O povo compreende que o estado seja incapaz de usar a sua jurisdição para os conflitos presentes na sociedade. Assim, corroboram para um comportamento fora dos princípios estabelecidos pela lei, satisfazendo o discurso uníssono pelo desejo da própria vingança.
O sociólogo José de Souza Martins afirma que o Brasil tem pelo menos um caso de linchamento por dia. Casos recorrentes que faz parte da realidade Brasileira em banalizar a violência. Tendo em vista que agem criminalmente, deixando de lado os direitos humanos, com discursos incompreensíveis de bandido bom é bandido morto.

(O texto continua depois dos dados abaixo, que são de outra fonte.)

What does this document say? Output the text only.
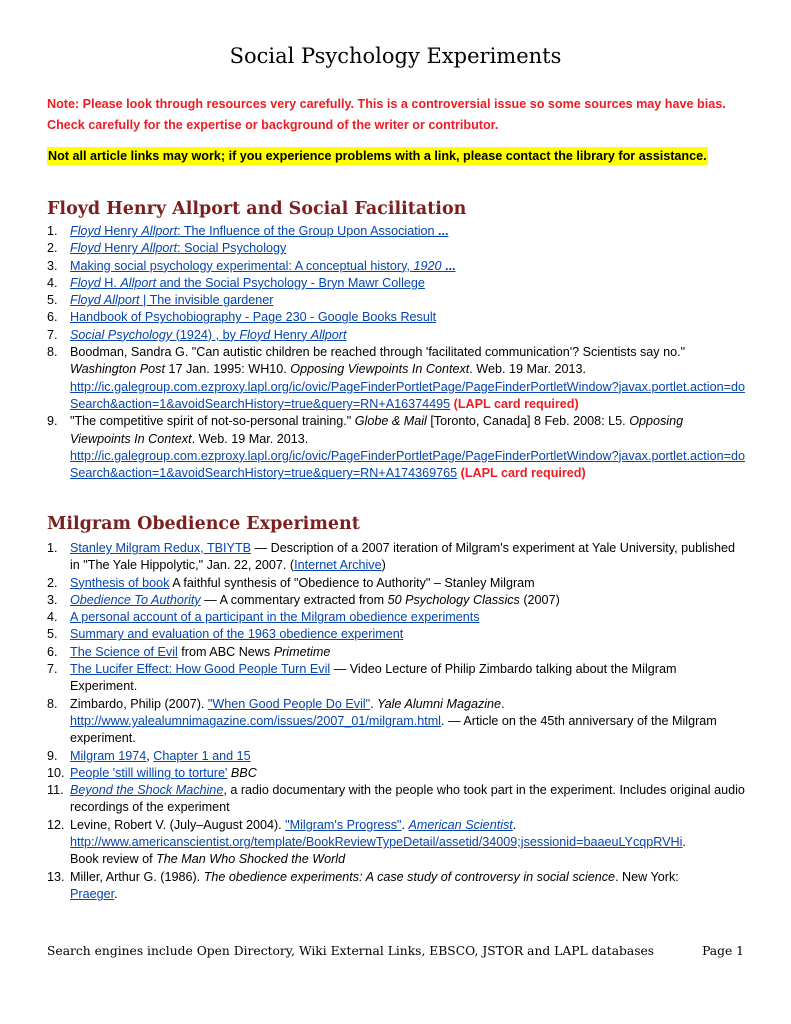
Social Psychology Experiments
Note: Please look through resources very carefully. This is a controversial issue so some sources may have bias. Check carefully for the expertise or background of the writer or contributor.
Not all article links may work; if you experience problems with a link, please contact the library for assistance.
Floyd Henry Allport and Social Facilitation
1. Floyd Henry Allport: The Influence of the Group Upon Association ...
2. Floyd Henry Allport: Social Psychology
3. Making social psychology experimental: A conceptual history, 1920 ...
4. Floyd H. Allport and the Social Psychology - Bryn Mawr College
5. Floyd Allport | The invisible gardener
6. Handbook of Psychobiography - Page 230 - Google Books Result
7. Social Psychology (1924) , by Floyd Henry Allport
8. Boodman, Sandra G. "Can autistic children be reached through 'facilitated communication'? Scientists say no." Washington Post 17 Jan. 1995: WH10. Opposing Viewpoints In Context. Web. 19 Mar. 2013.
http://ic.galegroup.com.ezproxy.lapl.org/ic/ovic/PageFinderPortletPage/PageFinderPortletWindow?javax.portlet.action=doSearch&action=1&avoidSearchHistory=true&query=RN+A16374495 (LAPL card required)
9. "The competitive spirit of not-so-personal training." Globe & Mail [Toronto, Canada] 8 Feb. 2008: L5. Opposing Viewpoints In Context. Web. 19 Mar. 2013.
http://ic.galegroup.com.ezproxy.lapl.org/ic/ovic/PageFinderPortletPage/PageFinderPortletWindow?javax.portlet.action=doSearch&action=1&avoidSearchHistory=true&query=RN+A174369765 (LAPL card required)
Milgram Obedience Experiment
1. Stanley Milgram Redux, TBIYTB — Description of a 2007 iteration of Milgram's experiment at Yale University, published in "The Yale Hippolytic," Jan. 22, 2007. (Internet Archive)
2. Synthesis of book A faithful synthesis of "Obedience to Authority" – Stanley Milgram
3. Obedience To Authority — A commentary extracted from 50 Psychology Classics (2007)
4. A personal account of a participant in the Milgram obedience experiments
5. Summary and evaluation of the 1963 obedience experiment
6. The Science of Evil from ABC News Primetime
7. The Lucifer Effect: How Good People Turn Evil — Video Lecture of Philip Zimbardo talking about the Milgram Experiment.
8. Zimbardo, Philip (2007). "When Good People Do Evil". Yale Alumni Magazine.
http://www.yalealumnimagazine.com/issues/2007_01/milgram.html. — Article on the 45th anniversary of the Milgram experiment.
9. Milgram 1974, Chapter 1 and 15
10. People 'still willing to torture' BBC
11. Beyond the Shock Machine, a radio documentary with the people who took part in the experiment. Includes original audio recordings of the experiment
12. Levine, Robert V. (July–August 2004). "Milgram's Progress". American Scientist.
http://www.americanscientist.org/template/BookReviewTypeDetail/assetid/34009;jsessionid=baaeuLYcqpRVHi.
Book review of The Man Who Shocked the World
13. Miller, Arthur G. (1986). The obedience experiments: A case study of controversy in social science. New York:
Praeger.
Search engines include Open Directory, Wiki External Links, EBSCO, JSTOR and LAPL databases	Page 1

No entanto, o poder coercitivo da nossa legislação contribui ainda mais na exploração do medo, subordinação e punição do outro. Logo,deveriam definir mecanismos educacionais na busca de reflexões do individuo aos atos. Para Strauss a ausência do poder coercitivo seria a prova de uma sociedade bem sucedida em sua empreitada contra o estado.
Faz necessário, portanto, que o ministério da defesa invistam veementemente em segurança, com a ausência de punição pela sociedade se finde. Ademais, a sociedade de maneira uníssona, pressione o estado pelo bem comum e por um fim na propagação do ódio contra outrem.